South Carolina Attorney General Alan Wilson today announced “Operation Border War,” a multi-jurisdictional effort that has exposed Medicaid fraud schemes stealing over $21 million from South Carolina taxpayers. This crackdown, part of a larger national healthcare fraud initiative by the Justice Department, has led to criminal charges against nine individuals.

The announcement, made in Charlotte alongside federal and North Carolina officials, detailed how these schemes allegedly defrauded the South Carolina and North Carolina Medicaid Programs of millions of dollars. The broader national takedown involved charges against 324 defendants linked to more than $14.6 billion in alleged fraud.

Federal criminal charges were filed in the Western District of North Carolina against eight individuals accused of conspiring to defraud the South Carolina Medicaid Program (SC Medicaid). They allegedly filed false and fraudulent reimbursement claims for behavioral health care services that were either inflated or never provided. Investigators allege that these individuals bought and sold personal identifying information (PII) of SC Medicaid beneficiaries, submitting claims for patients who were unaware their information was being used and never received services.

Seven individuals face charges including conspiracy to commit health care fraud and to pay and receive illegal kickbacks:

  • Donald Calvin Saunders, 62, of Charlotte
  • Vanessa Ragin-Boatright, 59, of Manning, South Carolina
  • Dajuan Strickland, 47, of Charlotte and Buffalo, New York
  • Cynthia Jenkins Harris, 60, of Elgin, South Carolina
  • Latarsa Hitchcock, 56, of Jacksonville, North Carolina
  • Stephanie Corbett, 59, of Jonesboro, Georgia
  • Karen McClary, 51, of Kingstree, South Carolina

Additionally, David Corey Hill, 54, of Concord, North Carolina, was charged separately with conspiracy to commit health care fraud and money laundering, and has agreed to plead guilty.

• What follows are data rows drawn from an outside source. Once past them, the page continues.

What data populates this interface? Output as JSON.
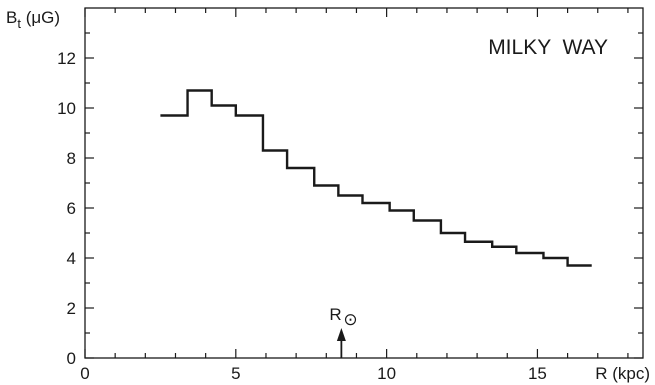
{
  "chart_data": {
    "type": "line",
    "step": true,
    "annotation": "MILKY  WAY",
    "ylabel": {
      "base": "B",
      "subscript": "t",
      "unit_open": " (",
      "unit_mu": "μ",
      "unit_rest": "G)"
    },
    "xlabel": "R (kpc)",
    "xlim": [
      0,
      18.5
    ],
    "ylim": [
      0,
      14
    ],
    "x_ticks": [
      0,
      5,
      10,
      15
    ],
    "x_tick_labels": [
      "0",
      "5",
      "10",
      "15"
    ],
    "y_ticks": [
      0,
      2,
      4,
      6,
      8,
      10,
      12
    ],
    "y_tick_labels": [
      "0",
      "2",
      "4",
      "6",
      "8",
      "10",
      "12"
    ],
    "x_minor_step": 1,
    "y_minor_step": 1,
    "grid": false,
    "series": [
      {
        "edges": [
          2.5,
          3.4,
          4.2,
          5.0,
          5.9,
          6.7,
          7.6,
          8.4,
          9.2,
          10.1,
          10.9,
          11.8,
          12.6,
          13.5,
          14.3,
          15.2,
          16.0,
          16.8
        ],
        "values": [
          9.7,
          10.7,
          10.1,
          9.7,
          8.3,
          7.6,
          6.9,
          6.5,
          6.2,
          5.9,
          5.5,
          5.0,
          4.65,
          4.45,
          4.2,
          4.0,
          3.7
        ]
      }
    ],
    "marker": {
      "x": 8.5,
      "label": "R",
      "symbol": "⊙"
    },
    "colors": {
      "line": "#1a1a1a",
      "axis": "#1a1a1a",
      "background": "#ffffff"
    }
  }
}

According to charging documents, from 2017 to 2024, the defendants allegedly conspired to defraud the SC Medicaid program by submitting fraudulent claims through a network of companies. It is alleged that Saunders orchestrated the scheme, assisting others in creating billing or behavioral health companies to file fraudulent claims using purchased PII. Some PII was allegedly obtained by the South Carolina Attorney General’s Vulnerable Adults and Medicaid Provider Fraud unit through the creation of fictitious Medicaid beneficiaries, which were then sold to co-conspirators. The indictment also alleges bribes and kickbacks were paid, often disguised as legitimate expenses. Many National Provider Identification (NPI) numbers used were from professionals who were unknowingly tricked into providing their credentials.

If convicted, the defendants face significant prison sentences, with maximum statutory sentences ranging from five to twenty years depending on the specific charges.